The nighttime collision in a bend of the Mississippi River occurred when the steamboat pilot moved to overtake the barges instead of slowing down and waiting for the tow to make its turn, the board said Wednesday.

The report said that the pilot behind the wheel was a trainee, whose identity was not revealed. His supervisor was Capt. Ruben Williams, who died last month in a traffic accident.

The Dec. 12 accident ripped a gash several feet long in the hull of the world's largest riverboat and grounded the 4,500-ton paddlewheeler on a sandbar near Gonzales, 50 miles upriver from New Orleans.

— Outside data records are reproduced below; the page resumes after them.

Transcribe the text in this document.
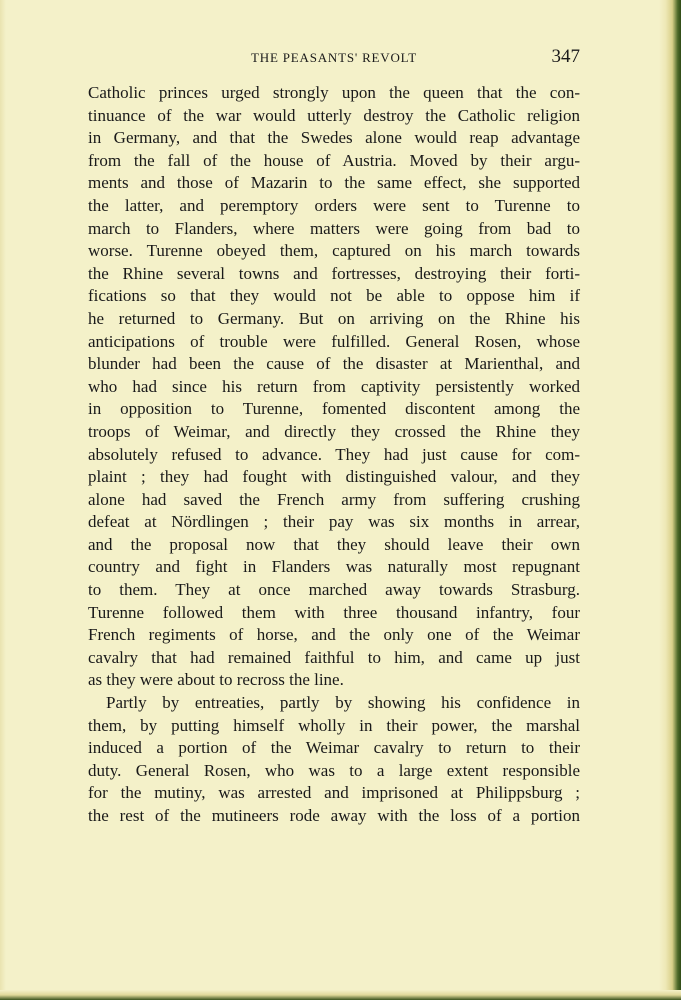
THE PEASANTS' REVOLT	347
Catholic princes urged strongly upon the queen that the con-
tinuance of the war would utterly destroy the Catholic religion
in Germany, and that the Swedes alone would reap advantage
from the fall of the house of Austria. Moved by their argu-
ments and those of Mazarin to the same effect, she supported
the latter, and peremptory orders were sent to Turenne to
march to Flanders, where matters were going from bad to
worse. Turenne obeyed them, captured on his march towards
the Rhine several towns and fortresses, destroying their forti-
fications so that they would not be able to oppose him if
he returned to Germany. But on arriving on the Rhine his
anticipations of trouble were fulfilled. General Rosen, whose
blunder had been the cause of the disaster at Marienthal, and
who had since his return from captivity persistently worked
in opposition to Turenne, fomented discontent among the
troops of Weimar, and directly they crossed the Rhine they
absolutely refused to advance. They had just cause for com-
plaint ; they had fought with distinguished valour, and they
alone had saved the French army from suffering crushing
defeat at Nördlingen ; their pay was six months in arrear,
and the proposal now that they should leave their own
country and fight in Flanders was naturally most repugnant
to them. They at once marched away towards Strasburg.
Turenne followed them with three thousand infantry, four
French regiments of horse, and the only one of the Weimar
cavalry that had remained faithful to him, and came up just
as they were about to recross the line.
Partly by entreaties, partly by showing his confidence in
them, by putting himself wholly in their power, the marshal
induced a portion of the Weimar cavalry to return to their
duty. General Rosen, who was to a large extent responsible
for the mutiny, was arrested and imprisoned at Philippsburg ;
the rest of the mutineers rode away with the loss of a portion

All the passengers were evacuated safely.

The towboat was not severely damaged in the accident.

The Coast Guard is continuing to look into the collision and is expected to release its findings in a month or two, a Coast Guard spokesman said.

Patrick Fahey, executive vice president of the Delta Queen Steamship Co., which owns the Mississippi Queen, questioned the board's findings and said he believes the pilot of the tugboat Crimson Glory, which was pushing the 28- barge tow, was at fault.

Just before the collision, he said, the tugboat pilot suggested by radio that the Mississippi Queen pass him. It was only then that the riverboat's pilot decided to overtake the tow, Fahey said.

There was no answer early today at the office of Agri-Trans Corp., which owns the Crimson Glory.